Research suggests that quantum technologies – quantum computing, quantum communications, quantum sensors – are beginning to move out of research environments and into real-world applications, with 20% of those working on quantum having reached implementation stage (experiments or proofs of concepts) and a further 23% having identified relevant use cases and prepping for implementation.
In fact, recent breakthroughs in quantum technologies mean that mass adoption may occur within this decade.
“Recent breakthroughs in quantum technologies are heralding a new era for computing, sensors and cybersecurity within the next 5 years,” says Pascal Brier, Chief Innovation Officer at Capgemini. “Our research confirms that more and more organisations are getting educated about the technology and experimenting with real-life quantum technology applications. In the past two years, we’ve seen leaders emerge in the financial industry and a lot of traction in automotive, in particular.”
How organisations will leverage quantum technologies
These companies intend to leverage the technology in various ways, from improving sustainability in operations, and discovery of new materials for battery manufacture, to securing information, through to medical sensors and mitigating harmful industrial gases.
Financial services firms are using quantum technologies for more accurate pricing of risky assets, optimising portfolios for better returns, and detecting frauds, while Life Sciences companies are attempting to shorten the drug-development cycle using quantum computing.
According to Elham Kashefi, Professor of Quantum Computing at the School of Informatics, University of Edinburgh, it could take another decade to build a fault-tolerant, universal quantum computer, but “we can still get real impactful applications on quantum devices in the near future provided we optimise and adapt Quantum algorithms for the emerging noisy hardware equipped with tailor-made verification processes”.
Quantum technologies – where are we now?
The report highlights that quantum technologies have reached different levels of maturity in terms of expected applications, but most firms believe the first commercial quantum computing applications are still five years away.
- Quantum computing This has the highest potential of all quantum domains, but it is also the least mature. The pace of development has accelerated, driven by investor interest, expanding use cases and technology breakthroughs. On average, most organisations working on quantum believe that the first commercial quantum computing applications are five years away.
- Quantum communications This could address the new requirements of IT, in particular securing information exchange with external parties, protect critical infrastructure (IoT and cloud-enabled technologies) within the organisation or secure cloud data centres. Quantum cryptographic solutions are already being implemented. However, 58% of companies working on quantum are waiting for standards to emerge before prioritising quantum-safe security;
- Quantum sensors These are more niche, but also more mature. As they become smaller, more energy-efficient and cheaper, sensors could play a transformative role across industries.

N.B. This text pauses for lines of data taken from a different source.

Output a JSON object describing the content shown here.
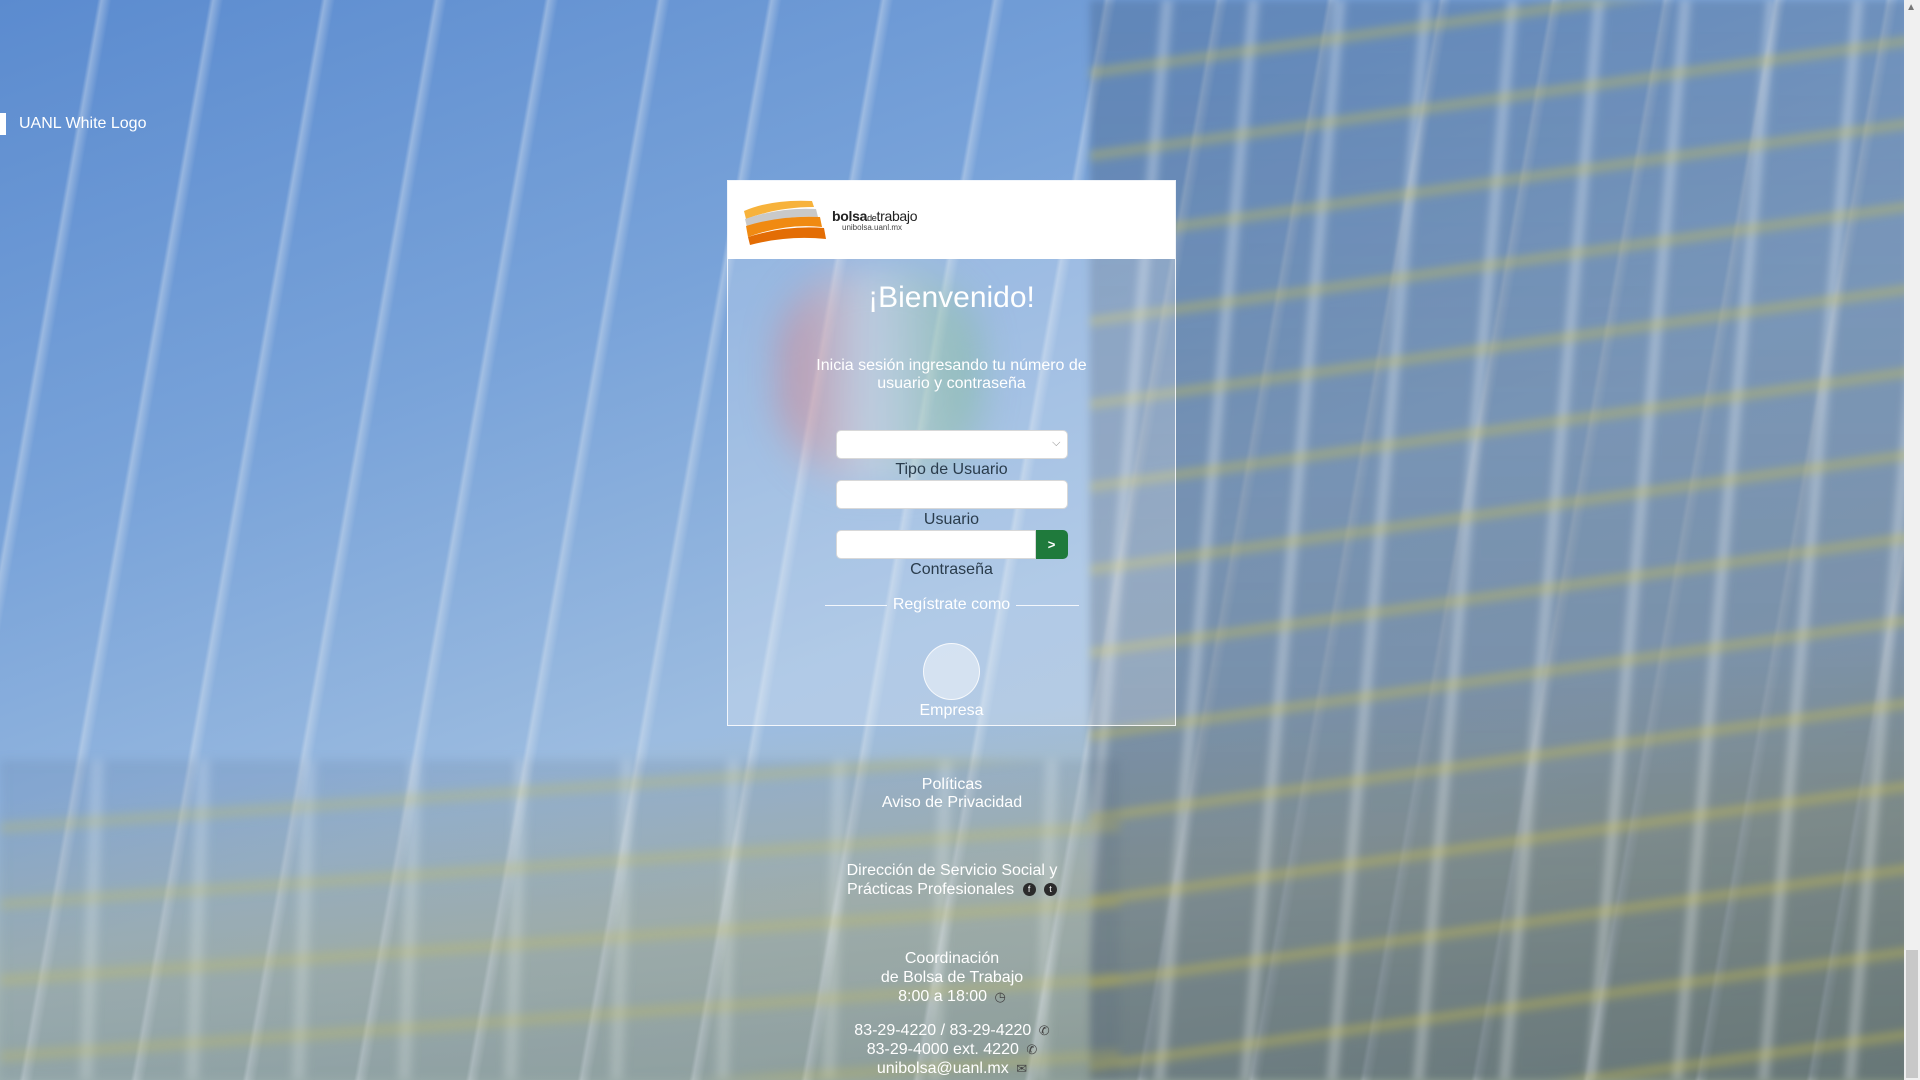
{
  "header": {
    "logo_alt": "UANL White Logo"
  },
  "brand": {
    "name_bold": "bolsa",
    "name_small": "de",
    "name_rest": "trabajo",
    "url": "unibolsa.uanl.mx"
  },
  "login": {
    "title": "¡Bienvenido!",
    "intro": "Inicia sesión ingresando tu número de usuario y contraseña",
    "user_type_label": "Tipo de Usuario",
    "user_type_value": "",
    "user_label": "Usuario",
    "user_value": "",
    "password_label": "Contraseña",
    "password_value": "",
    "submit_label": ">",
    "register_label": "Regístrate como",
    "register_option": "Empresa"
  },
  "footer": {
    "policies": "Políticas",
    "privacy": "Aviso de Privacidad",
    "department_line1": "Dirección de Servicio Social y",
    "department_line2": "Prácticas Profesionales",
    "coord_line1": "Coordinación",
    "coord_line2": "de Bolsa de Trabajo",
    "hours": "8:00 a 18:00",
    "phone1": "83-29-4220 / 83-29-4220",
    "phone2": "83-29-4000 ext. 4220",
    "email": "unibolsa@uanl.mx"
  },
  "colors": {
    "submit_green": "#1f7a3c",
    "brand_orange": "#f39a1e"
  },
  "icons": [
    "facebook-icon",
    "twitter-icon",
    "clock-icon",
    "phone-icon",
    "mail-icon",
    "chevron-down-icon"
  ]
}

Quantum sensors can accelerate precision of measurement, notably in the healthcare/diagnostics, defence, automotive, civil engineering, construction, oil/gas, space, and telecom sectors.
Prepare now for the quantum advantage – Capgemini
Getting ready today is critical if organisations plan to capitalise on these new-generation technologies when commercial applications become mainstream.
Seven in ten organisations working on quantum agreed that due to long product development cycles in their businesses, they need to invest time now in building a base (the right skills, identifying problems/use cases, conducting lab experiments, or striking partnerships) and integrating quantum technologies into their processes.
More than half (58%) of those working on quantum said they had secured C-level support for quantum initiatives in the last year.
Even as large-scale commercial applications are a few years away, the report advises that organisations can start preparing now for the quantum advantage – the ability to drive significantly higher performance than what is possible with the current state of technology.
Once the use case is established, firms can start experimentation with a small team of experts. Further, translating the most potent use cases to small-scale quantum experiments, striking long-term partnerships with technology providers, and developing a long-term strategy to scale up quantum talent will be crucial.